Jonathan correctly points out that Raich (like previous decisions), gives Congress the power to regulate anything that might be considered "economic activity" and also any noneconomic activity that is part of a "broader regulatory scheme" that incorporates economic activity.

However, both of these categories of congressional power under Raich are even broader than Jonathan supposes. Not only did the Court allow Congress the power to regulate anything that counts as "economic activity," it also defined "economic" to include any activity that involves the "production, distribution, and consumption of commodities." That definition is broad enough to include virtually any abortion because all abortions involve the consumption of medical supplies that surely count as "commodities." Moreover, abortion itself could be considered a "commodity" under Raich, since it is a service usually provided by professionals who work for pay (unlike the marijuana in Raich, which was grown by volunteers working for free). The "economic activity" test would not only be enough to uphold regulations banning or restricting all abortions, but also those that ban or restrict a specific abortion procedure. After all, such procedures also use medical supplies and are also often provided through market transactions involving paid professionals.

But even if there is some small subset of abortions that don't count as "economic activity" under Raich (e.g. - the abortion is performed for free by a doctor who doesn't use any perishable medical supplies in the process), it could probably still be regulated or banned by Congress as part of a "broader regulatory scheme." In this regard, it is important to recognize that Raich significantly watered down the standards for including noneconomic activity in a broader regulatory scheme relative to the Court's previous decisions in United States v. Lopez (1995) and United States v. Morrison (2000). While these earlier cases suggested that noneconomic activity can only be swept into a broader regulatory scheme if its inclusion is "essential," Raich holds that the it is enough for Congress to have a "rational basis" for believing that its inclusion is desirable. As constitutional law mavens know, the "rational basis" test in this context is a virtual blank check for Congress to do as it pleases.

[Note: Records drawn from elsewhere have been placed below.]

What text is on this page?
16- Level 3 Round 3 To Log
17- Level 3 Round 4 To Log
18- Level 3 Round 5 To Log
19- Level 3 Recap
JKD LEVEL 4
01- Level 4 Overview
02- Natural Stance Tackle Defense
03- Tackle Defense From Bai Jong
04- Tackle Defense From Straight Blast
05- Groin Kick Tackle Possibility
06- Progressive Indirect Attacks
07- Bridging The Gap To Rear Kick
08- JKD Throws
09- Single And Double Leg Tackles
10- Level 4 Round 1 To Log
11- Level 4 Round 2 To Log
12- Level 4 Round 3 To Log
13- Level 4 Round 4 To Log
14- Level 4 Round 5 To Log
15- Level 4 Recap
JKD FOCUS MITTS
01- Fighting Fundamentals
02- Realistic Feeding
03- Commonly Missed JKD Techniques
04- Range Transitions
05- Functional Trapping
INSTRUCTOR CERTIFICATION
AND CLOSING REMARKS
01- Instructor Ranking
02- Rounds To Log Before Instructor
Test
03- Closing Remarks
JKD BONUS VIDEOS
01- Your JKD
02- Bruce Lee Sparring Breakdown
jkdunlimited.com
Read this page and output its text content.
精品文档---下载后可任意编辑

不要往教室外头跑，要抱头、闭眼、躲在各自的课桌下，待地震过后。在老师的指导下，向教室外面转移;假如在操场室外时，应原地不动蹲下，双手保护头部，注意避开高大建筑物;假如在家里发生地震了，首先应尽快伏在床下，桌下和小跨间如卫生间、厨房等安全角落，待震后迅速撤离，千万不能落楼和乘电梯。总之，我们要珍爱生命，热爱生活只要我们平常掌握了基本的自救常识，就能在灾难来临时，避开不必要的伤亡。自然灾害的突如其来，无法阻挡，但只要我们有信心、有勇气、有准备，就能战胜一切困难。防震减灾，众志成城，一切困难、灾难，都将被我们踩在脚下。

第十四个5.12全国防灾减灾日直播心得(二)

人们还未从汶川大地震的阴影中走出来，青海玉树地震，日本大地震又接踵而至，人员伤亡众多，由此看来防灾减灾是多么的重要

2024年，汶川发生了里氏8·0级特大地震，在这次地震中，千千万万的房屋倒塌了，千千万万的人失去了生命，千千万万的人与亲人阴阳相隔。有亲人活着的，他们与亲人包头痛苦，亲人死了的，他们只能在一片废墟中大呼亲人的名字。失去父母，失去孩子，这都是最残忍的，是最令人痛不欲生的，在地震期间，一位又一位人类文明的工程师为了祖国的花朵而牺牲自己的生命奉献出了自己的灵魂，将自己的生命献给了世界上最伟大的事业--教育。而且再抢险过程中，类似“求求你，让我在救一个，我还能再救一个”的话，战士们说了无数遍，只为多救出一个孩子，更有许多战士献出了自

It need not even come up with the needed "rational basis" ahead of time, but can rely on government lawyers or judges to invent one after the fact.

Under this permissive standard, it would be very easy for Congress to link any abortion restrictions it chose to enact to a "broader regulatory scheme." For example, it could tie the restrictions to preexisting medical safety regulations, to laws regulating the distribution of medical supplies, and so forth. Jonathan supposes that the need to tie abortion regulation to a broader regulatory scheme might seriously inhibit Congress because "in the abortion context it is far easier to produce an effective legislative majority on narrow questions — e.g., prohibiting "partial-birth" abortion, etc. — than on abortion policy more broadly." This however, assumes that narrowly targeted abortion regulations could only be enacted as part of a new broader regulatory scheme. In reality, they could simply be linked to preexisting federal laws regulating medical safety or related issues. Under the rational basis test, it would be simple for Congress to find a connection between the new regulation and the old ones close enough to pass judicial scrutiny.

For a more detailed discussion these aspects of Raich, see my article on the case. Ironically, Jonathan himself also wrote an article on Raich, where he explained why that case essentially wipes out the possibility of judicially enforced restrictions on Congress' powers under the Commerce Clause. Jonathan has every right to change his mind about Raich. But, so far, I find his excellent earlier article more persuasive than his recent blog post.

Finally, I agree with Jonathan that Congress should exercise restraint and forego unconstitutional legislation even in cases where the Court is willing to permit it. But I have very little confidence that either political party will actually do that. There is ample evidence to suggest that both Democrats and Republicans are willing to enact legislation of dubious constitutionality when it suits their political purposes to do so.